Tse et al.19 randomised 24 patients with complete heart block to VP of the RV septum or RVA. They found that RV septal pacing was associated with a shorter QRS duration and improved LVEF (RV septum 56% versus RVA 47%, p<0.001). Importantly, this study had an extended follow-up period of 18 months; at six months there was no difference between the groups. The time taken for RV apical pacing induced LV dysfunction to develop may explain negative results in shorter studies.

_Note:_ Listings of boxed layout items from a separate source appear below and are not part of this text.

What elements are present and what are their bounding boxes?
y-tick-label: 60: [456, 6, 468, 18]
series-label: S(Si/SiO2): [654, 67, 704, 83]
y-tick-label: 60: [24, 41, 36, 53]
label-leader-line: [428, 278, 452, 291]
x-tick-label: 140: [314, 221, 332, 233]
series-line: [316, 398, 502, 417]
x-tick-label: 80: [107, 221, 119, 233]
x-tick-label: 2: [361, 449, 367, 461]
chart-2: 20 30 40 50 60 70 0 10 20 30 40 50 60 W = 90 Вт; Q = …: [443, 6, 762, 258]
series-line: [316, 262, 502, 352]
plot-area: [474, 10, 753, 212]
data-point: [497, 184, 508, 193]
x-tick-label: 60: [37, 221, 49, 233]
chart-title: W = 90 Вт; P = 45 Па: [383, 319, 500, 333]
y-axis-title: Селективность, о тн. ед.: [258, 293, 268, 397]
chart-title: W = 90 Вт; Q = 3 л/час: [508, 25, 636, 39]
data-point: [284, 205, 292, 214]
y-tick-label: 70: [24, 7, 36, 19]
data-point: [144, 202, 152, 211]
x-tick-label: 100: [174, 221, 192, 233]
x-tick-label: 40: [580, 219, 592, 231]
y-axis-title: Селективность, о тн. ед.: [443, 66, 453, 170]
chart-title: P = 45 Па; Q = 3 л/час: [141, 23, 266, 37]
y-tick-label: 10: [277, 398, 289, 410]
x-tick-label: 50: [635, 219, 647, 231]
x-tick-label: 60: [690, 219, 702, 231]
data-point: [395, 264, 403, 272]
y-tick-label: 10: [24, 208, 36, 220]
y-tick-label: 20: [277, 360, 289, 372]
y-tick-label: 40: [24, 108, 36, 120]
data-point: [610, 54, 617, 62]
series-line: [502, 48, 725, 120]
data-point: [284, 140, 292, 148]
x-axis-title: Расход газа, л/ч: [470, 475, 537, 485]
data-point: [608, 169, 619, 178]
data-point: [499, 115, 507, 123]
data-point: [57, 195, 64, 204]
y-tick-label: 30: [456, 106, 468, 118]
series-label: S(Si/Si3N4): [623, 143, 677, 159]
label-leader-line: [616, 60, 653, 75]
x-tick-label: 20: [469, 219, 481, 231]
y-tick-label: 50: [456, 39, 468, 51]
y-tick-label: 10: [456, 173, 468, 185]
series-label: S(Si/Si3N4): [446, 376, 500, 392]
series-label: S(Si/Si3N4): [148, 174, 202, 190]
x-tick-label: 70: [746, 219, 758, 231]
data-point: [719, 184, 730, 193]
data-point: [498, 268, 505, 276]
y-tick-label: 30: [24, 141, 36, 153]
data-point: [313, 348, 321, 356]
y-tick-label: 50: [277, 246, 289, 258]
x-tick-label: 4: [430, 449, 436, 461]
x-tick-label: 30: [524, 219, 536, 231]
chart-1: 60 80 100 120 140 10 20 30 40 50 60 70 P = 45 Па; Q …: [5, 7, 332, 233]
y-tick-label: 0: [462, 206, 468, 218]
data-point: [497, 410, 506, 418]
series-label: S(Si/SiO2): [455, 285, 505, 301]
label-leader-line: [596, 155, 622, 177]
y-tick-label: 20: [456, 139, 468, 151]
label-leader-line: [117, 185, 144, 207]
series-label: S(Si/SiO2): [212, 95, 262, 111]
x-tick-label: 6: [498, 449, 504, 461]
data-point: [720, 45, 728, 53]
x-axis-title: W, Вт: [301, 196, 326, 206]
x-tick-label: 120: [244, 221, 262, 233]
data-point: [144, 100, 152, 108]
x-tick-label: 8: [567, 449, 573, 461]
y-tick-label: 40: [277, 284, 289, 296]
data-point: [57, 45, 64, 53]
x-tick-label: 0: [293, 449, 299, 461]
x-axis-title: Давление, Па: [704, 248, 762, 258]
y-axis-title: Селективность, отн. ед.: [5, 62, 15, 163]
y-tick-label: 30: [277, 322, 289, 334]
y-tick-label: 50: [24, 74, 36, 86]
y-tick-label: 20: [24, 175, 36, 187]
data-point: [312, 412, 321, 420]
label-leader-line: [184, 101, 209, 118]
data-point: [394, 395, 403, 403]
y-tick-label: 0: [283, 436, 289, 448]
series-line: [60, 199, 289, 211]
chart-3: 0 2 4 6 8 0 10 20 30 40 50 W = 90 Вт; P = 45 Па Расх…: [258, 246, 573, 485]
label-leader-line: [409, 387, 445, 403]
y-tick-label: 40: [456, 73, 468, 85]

Randomised Studies with Clinical Outcome Data
The only published randomised study utilising clinical outcome data and comparing RV septal with RVA pacing is the ROVA study.37 This assessed quality of life (QOL) after three months of RVA or RV septal pacing in patients with HF, chronic AF and LVEF <40%. Although RV septal pacing shortened QRS duration, it did not improve QOL. The relatively short follow-up in this study may explain the negative result.
On-going Studies
It is noteworthy that <400 patients have been studied in clinical trials of RV septal versus RVA pacing, of which <200 have been involved in chronic studies.1 Although currently published data does not support routine RV septal pacing, there are several on-going studies of alternative site pacing that will provide more definitive data. These include the BRIGHT study of multisite pacing,34 the Biopace study of RVA pacing versus CRT,51 Block HF, DAVID II and INTRINSIC.
Direct His Pacing
Direct pacing of the His bundle is an attractive concept as ventricular activation should be entirely physiological. The practicalities of the procedure mean that it has not gained widespread acceptance. Problems often occur with lead positioning and stability as well as high pacing thresholds.13 Even in the largest series, direct His pacing is achieved in only 70%.52
Many patients have conducting system disease distal to the His bundle and in this situation, His pacing does not overcome AV block.
Bi-VP
Although there is plentiful evidence that bi-VP is beneficial in patients with impaired LV function, refractory HF and LBBB,53-55 there is much less data in patients without these indications. Left VP alone and bi-VP lead to better acute haemo-dynamics than RVA pacing56,57 but still induce dyssynchrony58 and reduce LV function59 compared with intrinsic conduction. Only those patients with impaired LV function undergoing AV node ablation for poorly controlled AF have been shown to benefit from bi-VP.60
Conclusion
There is very strong evidence that RVA pacing has negative effects on acute haemodynamics, ventricular remodelling and clinical outcomes. Alternative strategies have been developed and are being embraced by the pacing community, but clinical outcome data to support these strategies is scarce. The results of on-going larger and longer-term clinical trials will be pivotal in providing the basis for a rational approach to pacing in the future.